A message from Hugh Ronzani
One of the composers featured in Notre-Dame
I was approached early in the artistic development process of Notre Dame by Paul Dyer, Artistic Director of the Brandenburg, who was keen to commission a new work to be performed as the finale for the concert. His brief was very simple, “Hope – amidst the smoke and haze, the dawn of the new day after the fire”.

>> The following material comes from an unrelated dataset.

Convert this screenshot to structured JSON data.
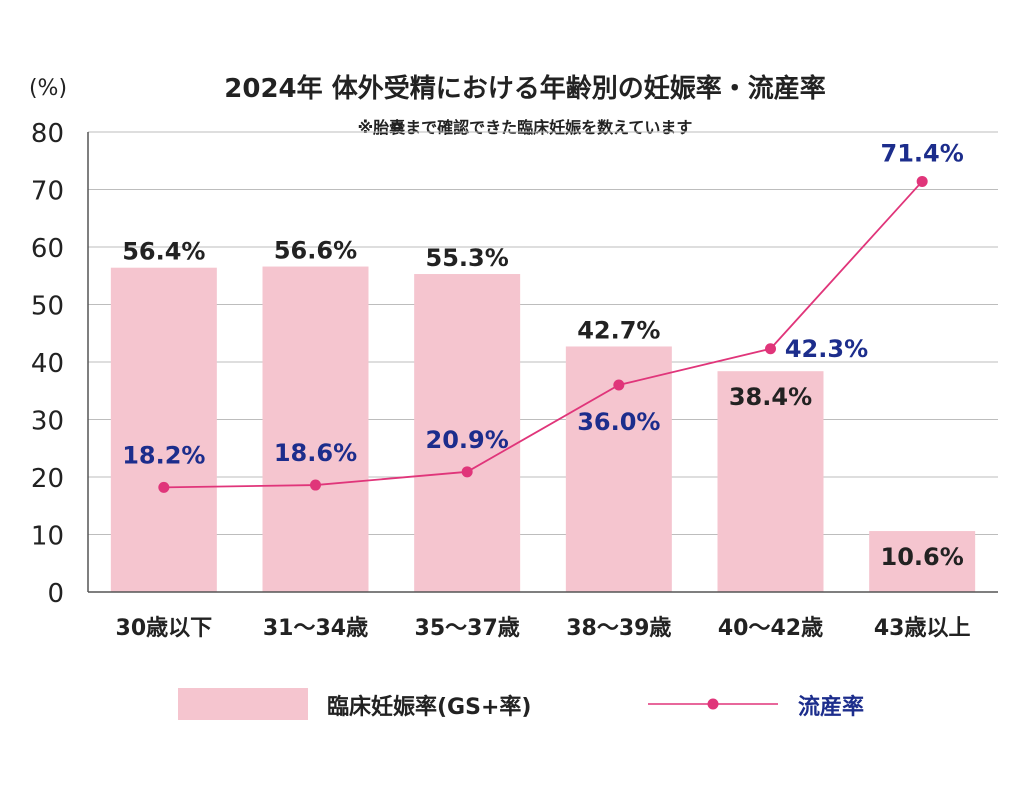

Several things were weighing on my mind at that time; a personal loss in the family, disbelief with what had transpired in Paris, the mass outpouring of emotions worldwide. French is the language I speak at home and I have a strong emotional connection with Notre-Dame de Paris having lived myself some 500m from the great cathedral for several years. I had lit candles for lost loved ones there, and watched the sun set and rise again over its flying buttresses. However, it was not until I read through a draft script for this project prepared by the wonderful Alana Valentine that I found my inspiration for l’aube. Her text included a quote from Victor Hugo’s novel, The Hunchback of Notre Dame:
It is a graft which shoots up, a sap which circulates, a vegetation which starts forth anew.
For me, Victor Hugo’s ‘graft’ is like the light we see with each new dawn; it grows, builds slowly but inexorably in intensity until finally the entire disc of the sun becomes visible over the horizon, rising higher still. The dawn is a reminder to all that whatever terrible things may have transpired during the night the light and warmth of a new day brings hope.